Saturday, March 03, 2012

Senator Snowe Retires from U.S. Senate

Maine Republican Senator Olympia Snowe has announced that she will retire at the end of her term. She has chosen to not seek re-election for a fourth term in the Senate and one reason is that she says she is tired. Mostly she is tired of the lack of will for bi-partisan efforts to get the legislative process accomplished.

Yet more than 200 years later, the greatest deliberative body in human history is not living up to its billing. The Senate of today routinely jettisons regular order, as evidenced by the body’s failure to pass a budget for more than 1,000 days; serially legislates by political brinkmanship, as demonstrated by the debt-ceiling debacle of August that should have been addressed the previous January; and habitually eschews full debate and an open amendment process in favor of competing, up-or-down, take-it-or-leave-it proposals. We witnessed this again in December with votes on two separate proposals for a balanced-budget amendment to the Constitution.

The news that Snowe will not seek re-election was met with predictable and unfortunate gloating by those who consider themselves the only true conservatives. These same people do not, however, understand the folly of their own actions.

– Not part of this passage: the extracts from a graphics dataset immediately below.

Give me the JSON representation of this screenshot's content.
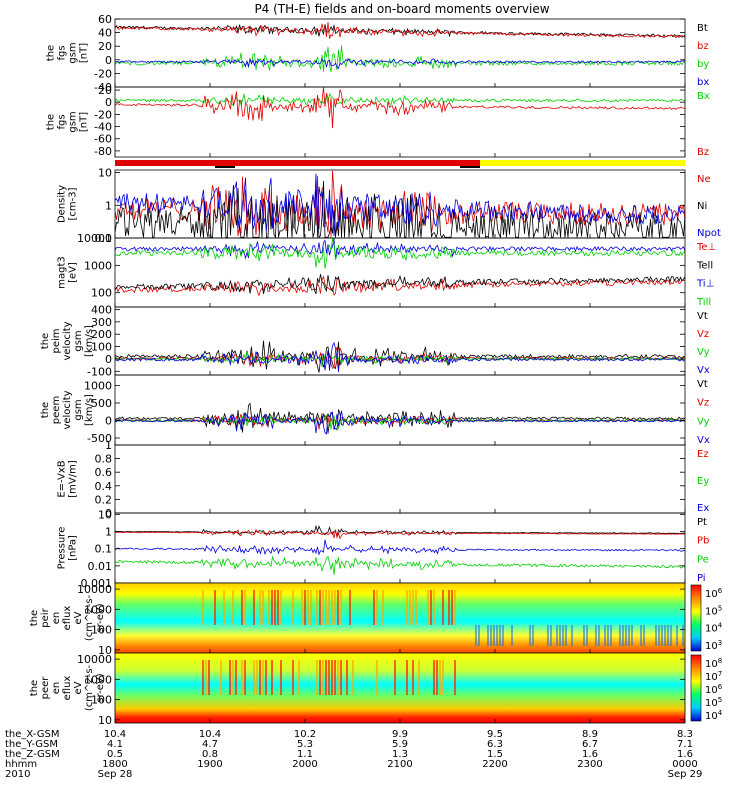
{
  "title": "P4 (TH-E) fields and on-board moments overview",
  "colors": {
    "black": "#000000",
    "red": "#e00000",
    "green": "#00d000",
    "blue": "#0000e0",
    "yellow": "#ffff00"
  },
  "chart_data": [
    {
      "type": "line",
      "id": "fgs_gsm",
      "ylabel": [
        "the",
        "fgs",
        "gsm",
        "[nT]"
      ],
      "ylim": [
        -40,
        60
      ],
      "yticks": [
        60,
        40,
        20,
        0,
        -20,
        -40
      ],
      "series": [
        {
          "name": "Bt",
          "color": "#000000",
          "base": 48,
          "trend": -13,
          "noise": 2,
          "burst": 8
        },
        {
          "name": "bz",
          "color": "#e00000",
          "base": 47,
          "trend": -13,
          "noise": 2,
          "burst": 10
        },
        {
          "name": "by",
          "color": "#00d000",
          "base": -5,
          "trend": 0,
          "noise": 3,
          "burst": 22
        },
        {
          "name": "bx",
          "color": "#0000e0",
          "base": -3,
          "trend": 0,
          "noise": 1.5,
          "burst": 8
        }
      ]
    },
    {
      "type": "line",
      "id": "fgs_gsm_dc",
      "ylabel": [
        "the",
        "fgs",
        "gsm",
        "[nT]"
      ],
      "ylim": [
        -90,
        25
      ],
      "yticks": [
        20,
        0,
        -20,
        -40,
        -60,
        -80
      ],
      "series": [
        {
          "name": "Bx",
          "color": "#00d000",
          "base": 3,
          "trend": 0,
          "noise": 2,
          "burst": 15
        },
        {
          "name": "Bz",
          "color": "#e00000",
          "base": -4,
          "trend": -6,
          "noise": 2,
          "burst": 40
        }
      ]
    },
    {
      "type": "line",
      "id": "density",
      "ylabel": [
        "Density",
        "[cm-3]"
      ],
      "ylog": true,
      "ylim": [
        0.1,
        12
      ],
      "yticks": [
        10.0,
        1.0,
        0.1
      ],
      "series": [
        {
          "name": "Ne",
          "color": "#e00000",
          "base": -0.1,
          "trend": -0.2,
          "noise": 0.35,
          "burst": 0.6
        },
        {
          "name": "Ni",
          "color": "#000000",
          "base": -0.5,
          "trend": -0.2,
          "noise": 0.5,
          "burst": 0.7
        },
        {
          "name": "Npot",
          "color": "#0000e0",
          "base": 0.1,
          "trend": -0.4,
          "noise": 0.3,
          "burst": 0.5
        }
      ]
    },
    {
      "type": "line",
      "id": "temperature",
      "ylabel": [
        "magt3",
        "[eV]"
      ],
      "ylog": true,
      "ylim": [
        30,
        10000
      ],
      "yticks": [
        10000,
        1000,
        100
      ],
      "series": [
        {
          "name": "Te⊥",
          "color": "#e00000",
          "base": 2.1,
          "trend": 0.3,
          "noise": 0.1,
          "burst": 0.3
        },
        {
          "name": "Tell",
          "color": "#000000",
          "base": 2.2,
          "trend": 0.3,
          "noise": 0.1,
          "burst": 0.3
        },
        {
          "name": "Ti⊥",
          "color": "#0000e0",
          "base": 3.6,
          "trend": 0,
          "noise": 0.08,
          "burst": 0.4
        },
        {
          "name": "Till",
          "color": "#00d000",
          "base": 3.45,
          "trend": 0,
          "noise": 0.1,
          "burst": 0.4
        }
      ]
    },
    {
      "type": "line",
      "id": "peim_velocity",
      "ylabel": [
        "the",
        "peim",
        "velocity",
        "gsm",
        "[km/s]"
      ],
      "ylim": [
        -130,
        420
      ],
      "yticks": [
        400,
        300,
        200,
        100,
        0,
        -100
      ],
      "series": [
        {
          "name": "Vt",
          "color": "#000000",
          "base": 20,
          "trend": 0,
          "noise": 15,
          "burst": 180
        },
        {
          "name": "Vz",
          "color": "#e00000",
          "base": 5,
          "trend": 0,
          "noise": 10,
          "burst": 80
        },
        {
          "name": "Vy",
          "color": "#00d000",
          "base": 0,
          "trend": 0,
          "noise": 10,
          "burst": 60
        },
        {
          "name": "Vx",
          "color": "#0000e0",
          "base": -5,
          "trend": 0,
          "noise": 12,
          "burst": 100
        }
      ]
    },
    {
      "type": "line",
      "id": "peem_velocity",
      "ylabel": [
        "the",
        "peem",
        "velocity",
        "gsm",
        "[km/s]"
      ],
      "ylim": [
        -700,
        1300
      ],
      "yticks": [
        1000,
        500,
        0,
        -500
      ],
      "series": [
        {
          "name": "Vt",
          "color": "#000000",
          "base": 60,
          "trend": 0,
          "noise": 40,
          "burst": 650
        },
        {
          "name": "Vz",
          "color": "#e00000",
          "base": 0,
          "trend": 0,
          "noise": 30,
          "burst": 300
        },
        {
          "name": "Vy",
          "color": "#00d000",
          "base": 0,
          "trend": 0,
          "noise": 30,
          "burst": 250
        },
        {
          "name": "Vx",
          "color": "#0000e0",
          "base": -10,
          "trend": 0,
          "noise": 30,
          "burst": 400
        }
      ]
    },
    {
      "type": "line",
      "id": "efield",
      "ylabel": [
        "E=-VxB",
        "[mV/m]"
      ],
      "ylim": [
        0,
        1
      ],
      "yticks": [
        1.0,
        0.8,
        0.6,
        0.4,
        0.2,
        0.0
      ],
      "series": [
        {
          "name": "Ez",
          "color": "#e00000"
        },
        {
          "name": "Ey",
          "color": "#00d000"
        },
        {
          "name": "Ex",
          "color": "#0000e0"
        }
      ]
    },
    {
      "type": "line",
      "id": "pressure",
      "ylabel": [
        "Pressure",
        "[nPa]"
      ],
      "ylog": true,
      "ylim": [
        0.001,
        12
      ],
      "yticks": [
        10.0,
        1.0,
        0.1,
        0.01,
        0.001
      ],
      "series": [
        {
          "name": "Pt",
          "color": "#000000",
          "base": 0,
          "trend": -0.1,
          "noise": 0.02,
          "burst": 0.3
        },
        {
          "name": "Pb",
          "color": "#e00000",
          "base": -0.05,
          "trend": -0.1,
          "noise": 0.02,
          "burst": 0.3
        },
        {
          "name": "Pe",
          "color": "#00d000",
          "base": -1.75,
          "trend": -0.3,
          "noise": 0.08,
          "burst": 0.6
        },
        {
          "name": "Pi",
          "color": "#0000e0",
          "base": -1.0,
          "trend": -0.1,
          "noise": 0.05,
          "burst": 0.5
        }
      ]
    },
    {
      "type": "heatmap",
      "id": "peir_eflux",
      "ylabel": [
        "the",
        "peir",
        "en",
        "eflux",
        "eV",
        "(cm^2-s-",
        "sr-eV)"
      ],
      "ylog": true,
      "ylim": [
        7,
        20000
      ],
      "yticks": [
        10000,
        1000,
        100,
        10
      ],
      "colorbar": {
        "labels": [
          "10^6",
          "10^5",
          "10^4",
          "10^3"
        ]
      }
    },
    {
      "type": "heatmap",
      "id": "peer_eflux",
      "ylabel": [
        "the",
        "peer",
        "en",
        "eflux",
        "eV",
        "(cm^2-s-",
        "sr-eV)"
      ],
      "ylog": true,
      "ylim": [
        7,
        20000
      ],
      "yticks": [
        10000,
        1000,
        100,
        10
      ],
      "colorbar": {
        "labels": [
          "10^8",
          "10^7",
          "10^6",
          "10^5",
          "10^4"
        ]
      }
    }
  ],
  "x_axis": {
    "row_labels": [
      "the_X-GSM",
      "the_Y-GSM",
      "the_Z-GSM",
      "hhmm",
      "2010"
    ],
    "ticks": [
      {
        "t": 0,
        "X": "10.4",
        "Y": "4.1",
        "Z": "0.5",
        "hhmm": "1800",
        "date": "Sep 28"
      },
      {
        "t": 1,
        "X": "10.4",
        "Y": "4.7",
        "Z": "0.8",
        "hhmm": "1900",
        "date": ""
      },
      {
        "t": 2,
        "X": "10.2",
        "Y": "5.3",
        "Z": "1.1",
        "hhmm": "2000",
        "date": ""
      },
      {
        "t": 3,
        "X": "9.9",
        "Y": "5.9",
        "Z": "1.3",
        "hhmm": "2100",
        "date": ""
      },
      {
        "t": 4,
        "X": "9.5",
        "Y": "6.3",
        "Z": "1.5",
        "hhmm": "2200",
        "date": ""
      },
      {
        "t": 5,
        "X": "8.9",
        "Y": "6.7",
        "Z": "1.6",
        "hhmm": "2300",
        "date": ""
      },
      {
        "t": 6,
        "X": "8.3",
        "Y": "7.1",
        "Z": "1.6",
        "hhmm": "0000",
        "date": "Sep 29"
      }
    ]
  }
}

You can be a jackwagon all you want to be and rail on about how Senator Snowe wasn't consistently conservative enough in her voting record. That's your prerogative. I choose, however, to thank her for her service. In the public arena for forty years, she has been an inspiration to Republican women considering the same path. In the year 2012, there continues to be a greater number of Democratic women in office than Republican women, especially at the national level. It is hard for many younger women today to imagine the obstacles forty years ago for women pursuing elected office.

Maybe you don't think that the pursuit of truly accomplished and intelligent Republican women in office is pertinent. I don't hold that thought. Republican women are sorely needed in Washington, D.C. and it is well past time for both parties to be led by old white men. Or even young white men for that matter. Women in both parties bring a different perspective on some issues and it benefits us all when different thoughts are brought into legislation.

It is important for people in both parties to remember that voters in different regions or parts of our country are different. A conservative Republican in the deep South will not vote the same as a more moderate Republican from the Northeast or from the western states or from the Midwest, for that matter. To expect all politicians in either party to vote the same time after time is silly.

Olympia Snowe is 65 years old now. No doubt the frustration of a broken political system in Washington is not the only reason she is choosing to retire from the Senate. I presume she has other interests that she wishes to pursue now. Who can blame her? She has given forty years of her life to public service. I say we thank her for that service and wish her well.